La mesure est conforme à la résolution 07/2018 du Conseil national de l’éducation (CNE), qui établit les lignes directrices pour l’extension de l’enseignement supérieur brésilien. Selon le document, les évaluations du ministère de l’Éducation (MEC) considèrent désormais le programme des cours avec l’extension obligatoire. La détermination s’applique aux établissements publics et privés.
La résolution considère que les activités de vulgarisation, selon leur caractérisation dans les projets politiques pédagogiques des cours, peuvent être insérées dans les modalités : programmes, projets, cours et ateliers, événements et prestations de services.
« Du point de vue du doyen des études de premier cycle, le sujet est à l’ordre du jour des tâches à mettre en œuvre cette année. Le sujet a déjà été discuté au sein du Conseil des études supérieures et est connu des Commissions des études supérieures des Unités d’enseignement et de recherche et des coordonnateurs de cours », explique le doyen des études supérieures, Aluisio Segurado.

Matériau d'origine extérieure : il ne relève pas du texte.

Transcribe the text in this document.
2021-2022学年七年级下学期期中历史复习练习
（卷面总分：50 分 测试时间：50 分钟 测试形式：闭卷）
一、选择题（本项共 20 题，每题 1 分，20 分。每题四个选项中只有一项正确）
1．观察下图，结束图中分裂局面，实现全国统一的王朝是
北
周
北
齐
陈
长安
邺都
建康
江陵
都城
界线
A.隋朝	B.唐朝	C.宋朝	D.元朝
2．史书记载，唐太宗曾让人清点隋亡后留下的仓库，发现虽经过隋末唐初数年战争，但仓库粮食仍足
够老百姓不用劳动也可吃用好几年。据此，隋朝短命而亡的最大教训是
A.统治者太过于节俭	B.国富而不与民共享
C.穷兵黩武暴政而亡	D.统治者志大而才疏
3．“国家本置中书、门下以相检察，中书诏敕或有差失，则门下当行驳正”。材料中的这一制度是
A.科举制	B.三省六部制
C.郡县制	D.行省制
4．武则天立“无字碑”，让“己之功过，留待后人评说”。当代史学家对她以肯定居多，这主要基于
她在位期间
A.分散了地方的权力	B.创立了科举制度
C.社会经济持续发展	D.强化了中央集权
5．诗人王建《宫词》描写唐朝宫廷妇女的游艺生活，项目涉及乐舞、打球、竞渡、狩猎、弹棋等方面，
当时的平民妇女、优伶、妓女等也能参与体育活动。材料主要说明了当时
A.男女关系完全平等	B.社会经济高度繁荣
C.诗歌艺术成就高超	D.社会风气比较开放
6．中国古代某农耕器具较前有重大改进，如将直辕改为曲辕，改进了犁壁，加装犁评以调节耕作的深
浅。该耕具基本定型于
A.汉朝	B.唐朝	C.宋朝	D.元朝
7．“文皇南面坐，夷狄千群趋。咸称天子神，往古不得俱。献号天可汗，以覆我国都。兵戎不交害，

La doyenne de la culture et de la vulgarisation universitaire, Marli Quadros Leite, explique que la partie conceptuelle et les directives générales pour la mise en œuvre de la mesure seront communes à tous les cours, mais les unités auront un espace pour proposer des projets conformes aux directives. convenu entre les parties.
Segurado explique qu’une réunion conjointe des deux conseils – premier cycle et culture et extension universitaire – devrait être organisée pour avancer avec les actions nécessaires à la curricularisation.

Marli estime que l’Université est en retard dans cette discussion, « mais nous allons faire un effort pour commencer à mettre en œuvre le projet au prochain semestre. Nous sommes certains que tout se fera lentement, car changer le programme n’est pas une mince affaire. En outre, il sera nécessaire de modifier la législation concernant l’organisation de la graduation et, également, de mettre en œuvre certains changements dans la structure du Pro-Rectorat, puisque nous ne traitons toujours pas des questions de graduation. Nous devrons créer les conditions nécessaires pour suivre et évaluer les activités de vulgarisation ».
« Le programme d’extension devient donc une priorité, avec laquelle nous voulons travailler intensément cette année », ajoute Segurado.
Lien avec la société
Le 8 février, le Conseil de la culture universitaire et de la vulgarisation (CoCEx) recevait le professeur de la Faculté des sciences économiques, administratives, comptables et actuarielles (FEA) et ancien doyen de l’USP, Jacques Marcovitch, pour parler du cursus de vulgarisation et échanger sur les thème avec les directeurs et directrices des unités qui ont participé à la rencontre.

« Il s’agit d’une excellente occasion pour l’Université d’améliorer la structure du programme et d’améliorer la formation de nos étudiants. Les diplômés d’aujourd’hui ont besoin d’autres connaissances, d’autres compétences », a estimé le doyen Carlos Gilberto Carlotti Junior. « Cette modification ne doit pas servir uniquement à se conformer à la législation, mais à apporter une qualité supplémentaire dans la formation de nos étudiants », a-t-il déclaré.
Marcovitch, qui a également été doyen de la culture et de la vulgarisation à l’USP, a souligné que « cette discussion nous donne l’occasion de repenser non seulement l’Université du point de vue de son lien avec la société, mais aussi de repenser le grand thème de l’évaluation de l’impact et l’évaluation des résultats ».